Os meios digitais têm mudado o relacionamento dos ouvintes com a música, seja por meio do download, streaming, aplicativos mobiles; tudo está de cabeça para baixo e está díficil de apontar, com certeza, como será o consumo de música na próxima década.
Para debater sobre essas transformações, nada melhor do que quem vive dos produtos da Indústria Cultural.
Pato Fu foi uma das primeiras bandas brasileiras a ter site, antes mesmo do lançamento do In Rainbows, a banda mineira fez o lançamento do álbum Toda Cura para Todo Mal primeiramente em seu site.
Acompanhe a entrevista!
Plug de Ouvido: Há um pouco mais de uma década as pessoas faziam as suas fitinhas de músicas [que passavam nas rádios] e compartilhava com os amigos. A tecnologia evoluiu e já não são mais fitinhas, mas pen drives ou a própria rede. Você acha que há diferença nessas formas de compartilhamento de música?
John: Acho que a maior diferença está no compartilhamento anônimo que é feito hoje em dia. Não é mais uma coisa entre amigos, que requeria algum trabalho artesanal de fazer aquela fitinha, e passá-la às mãos de alguém que você queria que conhecesse aquele som. Isso ainda existe mesmo com o MP3, mas na maior parte das vezes é uma coisa completamente diferente.
PdO: Qual é o ponto positivo do acesso à música pela internet?
J: É obviamente o acesso a tanta informação que estaria perdida sem isso. Tenho escutado coisas que achei que nunca mais ouviria. Pra ser sincero, o que eu mesmo mais gosto é de achar coisas antigas, muito mais que ouvir novidades. Novidades, eu sempre ouvi no ritmo que consigo absorver, e continuo fazendo assim. Mas as raridades que tenho encontrado… essas sim valem a pena.

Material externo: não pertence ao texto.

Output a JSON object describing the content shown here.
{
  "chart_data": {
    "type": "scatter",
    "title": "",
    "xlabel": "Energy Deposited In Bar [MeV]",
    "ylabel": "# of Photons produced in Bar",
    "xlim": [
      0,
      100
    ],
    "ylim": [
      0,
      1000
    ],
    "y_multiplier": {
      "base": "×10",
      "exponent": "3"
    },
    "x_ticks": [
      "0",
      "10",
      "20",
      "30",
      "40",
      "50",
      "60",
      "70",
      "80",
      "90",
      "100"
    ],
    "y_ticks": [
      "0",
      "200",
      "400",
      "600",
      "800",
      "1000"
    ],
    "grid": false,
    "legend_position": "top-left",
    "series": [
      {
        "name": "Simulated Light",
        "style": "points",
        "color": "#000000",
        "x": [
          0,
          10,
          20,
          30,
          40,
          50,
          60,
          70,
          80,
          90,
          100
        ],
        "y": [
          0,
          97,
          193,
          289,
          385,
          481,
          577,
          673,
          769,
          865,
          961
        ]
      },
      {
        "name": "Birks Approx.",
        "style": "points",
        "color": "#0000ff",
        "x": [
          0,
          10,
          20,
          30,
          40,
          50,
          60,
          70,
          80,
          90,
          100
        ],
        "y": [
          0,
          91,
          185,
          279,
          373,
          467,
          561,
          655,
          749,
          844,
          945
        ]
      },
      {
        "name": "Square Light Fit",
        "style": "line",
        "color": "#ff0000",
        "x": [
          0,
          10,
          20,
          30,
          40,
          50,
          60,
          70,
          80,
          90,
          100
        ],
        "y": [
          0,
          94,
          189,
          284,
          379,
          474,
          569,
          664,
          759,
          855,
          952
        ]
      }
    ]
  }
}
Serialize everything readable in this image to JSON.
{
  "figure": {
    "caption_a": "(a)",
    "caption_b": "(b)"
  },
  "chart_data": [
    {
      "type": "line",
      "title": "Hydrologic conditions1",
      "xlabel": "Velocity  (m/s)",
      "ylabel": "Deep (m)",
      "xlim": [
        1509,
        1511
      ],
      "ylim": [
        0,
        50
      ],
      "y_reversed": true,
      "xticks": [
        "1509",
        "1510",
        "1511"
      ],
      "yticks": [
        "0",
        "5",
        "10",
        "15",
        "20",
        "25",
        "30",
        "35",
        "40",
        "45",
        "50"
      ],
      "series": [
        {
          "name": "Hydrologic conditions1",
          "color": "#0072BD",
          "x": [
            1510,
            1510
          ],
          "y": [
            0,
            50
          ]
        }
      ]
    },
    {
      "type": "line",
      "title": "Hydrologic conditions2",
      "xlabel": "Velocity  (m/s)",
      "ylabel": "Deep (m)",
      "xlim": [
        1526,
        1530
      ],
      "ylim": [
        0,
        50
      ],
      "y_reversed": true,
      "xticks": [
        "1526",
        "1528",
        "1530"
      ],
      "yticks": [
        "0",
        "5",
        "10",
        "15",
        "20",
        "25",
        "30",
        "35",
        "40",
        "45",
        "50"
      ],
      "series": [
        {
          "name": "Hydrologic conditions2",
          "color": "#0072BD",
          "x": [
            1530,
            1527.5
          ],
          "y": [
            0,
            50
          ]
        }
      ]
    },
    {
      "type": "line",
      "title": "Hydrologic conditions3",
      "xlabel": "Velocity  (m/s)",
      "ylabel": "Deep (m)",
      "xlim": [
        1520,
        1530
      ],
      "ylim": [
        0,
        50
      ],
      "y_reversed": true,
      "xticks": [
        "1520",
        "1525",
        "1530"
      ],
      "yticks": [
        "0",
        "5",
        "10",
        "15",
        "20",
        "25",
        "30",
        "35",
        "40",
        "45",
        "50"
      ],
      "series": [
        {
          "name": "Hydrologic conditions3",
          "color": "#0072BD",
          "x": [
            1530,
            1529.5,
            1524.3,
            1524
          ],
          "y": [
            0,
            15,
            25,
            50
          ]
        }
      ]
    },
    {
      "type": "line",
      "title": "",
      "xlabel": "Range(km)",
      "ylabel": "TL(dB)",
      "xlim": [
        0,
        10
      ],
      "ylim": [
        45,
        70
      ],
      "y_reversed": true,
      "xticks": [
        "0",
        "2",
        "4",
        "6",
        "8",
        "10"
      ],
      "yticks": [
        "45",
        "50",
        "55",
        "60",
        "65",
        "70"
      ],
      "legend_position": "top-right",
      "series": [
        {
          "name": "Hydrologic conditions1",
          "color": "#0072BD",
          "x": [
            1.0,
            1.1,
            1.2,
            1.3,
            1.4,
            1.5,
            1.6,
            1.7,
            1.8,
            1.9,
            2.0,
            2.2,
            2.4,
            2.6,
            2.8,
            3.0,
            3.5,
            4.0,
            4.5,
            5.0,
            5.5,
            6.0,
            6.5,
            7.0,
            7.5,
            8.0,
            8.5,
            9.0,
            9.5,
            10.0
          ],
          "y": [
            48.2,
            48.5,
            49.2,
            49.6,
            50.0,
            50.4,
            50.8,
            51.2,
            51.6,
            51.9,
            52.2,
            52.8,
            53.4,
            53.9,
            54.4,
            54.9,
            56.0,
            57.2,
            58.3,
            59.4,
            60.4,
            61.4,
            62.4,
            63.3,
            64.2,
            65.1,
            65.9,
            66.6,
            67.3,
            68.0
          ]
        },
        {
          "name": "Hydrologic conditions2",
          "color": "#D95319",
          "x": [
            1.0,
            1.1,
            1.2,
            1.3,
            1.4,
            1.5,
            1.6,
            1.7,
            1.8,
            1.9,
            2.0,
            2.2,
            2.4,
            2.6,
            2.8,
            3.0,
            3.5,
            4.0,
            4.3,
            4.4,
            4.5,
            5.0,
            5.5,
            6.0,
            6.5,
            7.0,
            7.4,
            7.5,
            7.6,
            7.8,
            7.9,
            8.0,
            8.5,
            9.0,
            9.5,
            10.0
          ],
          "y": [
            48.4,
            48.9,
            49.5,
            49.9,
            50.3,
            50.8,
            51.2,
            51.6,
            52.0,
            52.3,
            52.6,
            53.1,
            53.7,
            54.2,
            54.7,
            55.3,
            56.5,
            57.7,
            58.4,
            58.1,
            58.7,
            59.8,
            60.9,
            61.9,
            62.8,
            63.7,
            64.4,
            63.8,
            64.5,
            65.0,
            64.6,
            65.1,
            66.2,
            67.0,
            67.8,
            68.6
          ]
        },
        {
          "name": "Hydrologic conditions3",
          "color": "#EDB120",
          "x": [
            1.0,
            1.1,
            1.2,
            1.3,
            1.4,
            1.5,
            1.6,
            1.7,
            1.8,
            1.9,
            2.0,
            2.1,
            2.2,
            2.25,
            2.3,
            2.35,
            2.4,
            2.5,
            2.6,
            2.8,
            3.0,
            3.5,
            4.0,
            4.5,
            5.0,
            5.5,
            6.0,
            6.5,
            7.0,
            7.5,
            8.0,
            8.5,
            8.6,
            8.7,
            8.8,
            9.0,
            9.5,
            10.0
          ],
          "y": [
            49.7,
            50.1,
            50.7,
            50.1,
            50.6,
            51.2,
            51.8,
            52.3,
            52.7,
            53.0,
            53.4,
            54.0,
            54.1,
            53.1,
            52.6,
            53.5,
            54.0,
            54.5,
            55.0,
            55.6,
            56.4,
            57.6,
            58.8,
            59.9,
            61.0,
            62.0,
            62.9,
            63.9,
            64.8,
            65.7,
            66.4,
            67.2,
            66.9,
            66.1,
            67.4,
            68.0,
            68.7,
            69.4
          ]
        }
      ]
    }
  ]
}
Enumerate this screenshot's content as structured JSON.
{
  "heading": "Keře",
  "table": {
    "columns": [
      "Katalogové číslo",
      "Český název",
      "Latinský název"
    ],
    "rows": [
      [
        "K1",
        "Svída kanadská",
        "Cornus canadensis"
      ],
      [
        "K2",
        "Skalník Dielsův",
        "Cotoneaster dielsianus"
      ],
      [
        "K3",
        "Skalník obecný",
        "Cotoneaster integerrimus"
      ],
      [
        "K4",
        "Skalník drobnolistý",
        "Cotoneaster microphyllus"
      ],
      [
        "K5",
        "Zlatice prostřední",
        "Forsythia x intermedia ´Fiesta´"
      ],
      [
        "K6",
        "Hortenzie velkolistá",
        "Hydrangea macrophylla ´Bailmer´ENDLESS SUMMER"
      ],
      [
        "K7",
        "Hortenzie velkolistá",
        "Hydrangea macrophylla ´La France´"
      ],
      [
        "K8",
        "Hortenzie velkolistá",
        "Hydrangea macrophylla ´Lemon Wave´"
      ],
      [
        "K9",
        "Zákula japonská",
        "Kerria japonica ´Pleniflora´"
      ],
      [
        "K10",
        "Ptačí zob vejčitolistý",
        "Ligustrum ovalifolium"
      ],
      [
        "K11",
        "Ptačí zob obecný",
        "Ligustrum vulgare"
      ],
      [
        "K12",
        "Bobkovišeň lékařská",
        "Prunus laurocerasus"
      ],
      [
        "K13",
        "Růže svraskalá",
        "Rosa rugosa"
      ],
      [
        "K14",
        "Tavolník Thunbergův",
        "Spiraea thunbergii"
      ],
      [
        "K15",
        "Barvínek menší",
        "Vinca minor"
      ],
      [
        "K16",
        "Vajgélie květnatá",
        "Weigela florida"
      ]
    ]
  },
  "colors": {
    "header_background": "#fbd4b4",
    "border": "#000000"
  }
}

PdO: Qual é o ponto negativo?
J: Acho que o aspecto negativo é que temos cada vez mais artistas tendo 15 minutos de fama e cada vez menos tendo carreiras sustentáveis. Estou vendo todo mundo muito animadinho com essa coisa toda, mas quem consegue viver decentemente com música ainda acaba tendo que passar pelo mainstream de radio e tevê – e o acesso a esse está cada vez mais reduzido. Ter uma banda independente está mais divertido, todo mundo nas comunidades, no Twitter, etc, mas está muito pior pra trabalhar “de verdade”.
É que o esquema das gravadoras – com todos seus defeitos – ainda não foi substituído por nada que se compare à capacidade que elas tinham de lançar e sustentar carreiras. Isso deve acontecer eventualmente, mas ainda não chegamos lá. Artistas muito bons que conheço que obviamente interessariam a gravadoras há alguns anos gravam sozinhos discos muito bem produzidos, com tudo “em cima”, mas tem que se contentar em ficar contando views no You Tube ou My Space. Divertido, mas temos que superar esses estágios.
PdO: Você acredita que com download isolados de faixas está havendo um movimento de volta ao antigo formado de compacto, substituindo o ´LP´ – os álbuns com mais de 12 músicas?
J: Pode ser um jeito de divulgar mais um single, mas não é exatamente como um compacto. Acaba sendo uma extensão do single da rádio. O que há mesmo é um abandono da posse de um disco, seja LP, compacto ou CD. O engraçado é que todo músico que conheço gosta da idéia de lançar “cds com 12 faixas”. Músicas gravadas na mesma época, com um certo conceito amarrado: com capa, foto, etc… Isso vai sendo substituído por um arquivo dentro dum site, mas porque tem que ser, não porque os artistas querem.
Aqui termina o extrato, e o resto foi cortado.